At the renamed Living Sound Recorders, Waltner’s prior emphasis on scouting local talent receded. Many of the releases issued simply originated via studio bookings, the golden-eared trio of Cox, Hardesty and Waltner being in the right place at the right time and proposing partnership after familiarizing themselves with a given band’s skills. And, to that end, the trio’s searching ears sought out lyrically complex, longing, frenetic, melodic and mellow compositions in equal measure, across folk-rock/soft psych (Bob Belche, The Morning Sun); the balladic, dreamy psychedelia primed for Swedish uber-collector Jorgen Johansson’s Fading Yellow series by J.C. Horton, and Alice (who later evolved into UNI act D.C. Hawk, and held in its ranks future Yankee Rose bassist Pete Currier); dark, Los Angeles garage-psych (Midnight Snack, Bedpost Oracle); tambourine-shakin’ soft garage-bubble-psych replete with cheap organ and elegiac jazz guitar lines (Leafy Wilson, backed by Bedpost Oracle); proto- power pop, Ronnie McFarlin’s ragged teen-pop and prescient country-rock more melodious than his latter-day, “Real People”-centric sides, and still had time to construct the lush, heartbroken, sunshine vibrations of Waltner’s “Can’t Make It Without You.”

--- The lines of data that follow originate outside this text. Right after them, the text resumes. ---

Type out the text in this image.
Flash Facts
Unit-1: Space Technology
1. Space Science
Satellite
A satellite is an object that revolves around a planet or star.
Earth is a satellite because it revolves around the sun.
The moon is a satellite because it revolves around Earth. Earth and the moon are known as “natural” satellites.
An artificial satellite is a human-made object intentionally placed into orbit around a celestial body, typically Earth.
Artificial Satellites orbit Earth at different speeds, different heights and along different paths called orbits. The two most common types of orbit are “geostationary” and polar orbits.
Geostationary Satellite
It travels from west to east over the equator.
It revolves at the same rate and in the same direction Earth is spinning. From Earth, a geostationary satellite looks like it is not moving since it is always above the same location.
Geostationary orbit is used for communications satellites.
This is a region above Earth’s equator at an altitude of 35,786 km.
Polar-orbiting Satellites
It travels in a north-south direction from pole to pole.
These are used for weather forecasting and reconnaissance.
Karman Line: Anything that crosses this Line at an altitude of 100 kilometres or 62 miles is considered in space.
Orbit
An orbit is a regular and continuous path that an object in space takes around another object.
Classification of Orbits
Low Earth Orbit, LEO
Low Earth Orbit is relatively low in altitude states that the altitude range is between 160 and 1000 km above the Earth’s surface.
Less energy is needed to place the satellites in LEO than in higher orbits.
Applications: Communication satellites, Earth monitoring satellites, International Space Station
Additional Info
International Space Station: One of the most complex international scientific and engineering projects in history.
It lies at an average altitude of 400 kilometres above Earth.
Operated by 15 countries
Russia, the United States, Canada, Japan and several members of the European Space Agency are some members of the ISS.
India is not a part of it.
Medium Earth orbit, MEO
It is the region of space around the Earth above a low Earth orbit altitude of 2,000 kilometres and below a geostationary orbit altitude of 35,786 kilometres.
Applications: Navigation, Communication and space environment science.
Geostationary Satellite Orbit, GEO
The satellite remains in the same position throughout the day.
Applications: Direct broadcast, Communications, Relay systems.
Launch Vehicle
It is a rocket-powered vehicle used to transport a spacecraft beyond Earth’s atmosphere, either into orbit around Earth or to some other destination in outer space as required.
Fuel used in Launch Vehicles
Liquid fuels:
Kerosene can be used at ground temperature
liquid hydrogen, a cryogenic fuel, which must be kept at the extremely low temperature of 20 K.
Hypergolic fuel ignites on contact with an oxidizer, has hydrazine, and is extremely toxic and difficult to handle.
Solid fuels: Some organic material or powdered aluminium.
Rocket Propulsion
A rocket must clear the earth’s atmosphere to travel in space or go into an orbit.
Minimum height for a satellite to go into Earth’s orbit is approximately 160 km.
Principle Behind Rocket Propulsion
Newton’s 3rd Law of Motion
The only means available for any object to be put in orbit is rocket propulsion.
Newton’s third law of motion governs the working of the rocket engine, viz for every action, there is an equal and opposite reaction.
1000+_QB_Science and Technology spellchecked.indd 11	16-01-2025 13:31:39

After incorporating an additional partner which didn’t work out, and time generally taking its toll, Waltner sold his interest in Living Sound in 1970, moved to Santa Ana, and continued writing and recording, including mail-order demos for other artists done in his home studio. He’d later join the Scene III lounge trio, performing at local restaurants and bars when time allowed. Cox played with the KRLA Roadshow, produced and did arrangements for a variety of artists, started several labels each with a handful of releases including his own—Calico, Daisy, Sunbird, Utopia, etc.—and formed a new publishing company called Early Bird Music. Near the end of his initial music career of two-and-a-half decades starting in 1960, he also played for a few years backing up folk-pop almost-was Tim Morgon, whom he’d met when producing a session on him for Kapp Records ages back at Living Sound. But, once the constant sound of pounding drums lightly began fading from his consciousness, he realized he craved silence, not even peeking into the FM signal for a few years, focused purely on AM talk radio after decades into a raucous career. Today, the three partners in Corby Records remain close friends, and once again play music, but on a more hobbyist or personal edification basis.
Akin to the hand-like ‘C’ and ‘Y’ in the final Corby label logo grasping the ‘orb’—designed by his own hand, like the two before it—Waltner has held tight onto files, paperwork, tapes, and ephemera from this era throughout the decades, amassing an archive without which this compilation would not exist. Across a hard-won half-decade, Corby Records issued more than two dozen releases, quite notable for a ’60s indie upstart. They created a strong, impressive catalog, orbiting the fringe, only cracking the thin, brittle, outside edge of superstardom. With Soft Summer Breezes: Corby’s Living Sound, it’s now in your hands to grasp and cherish.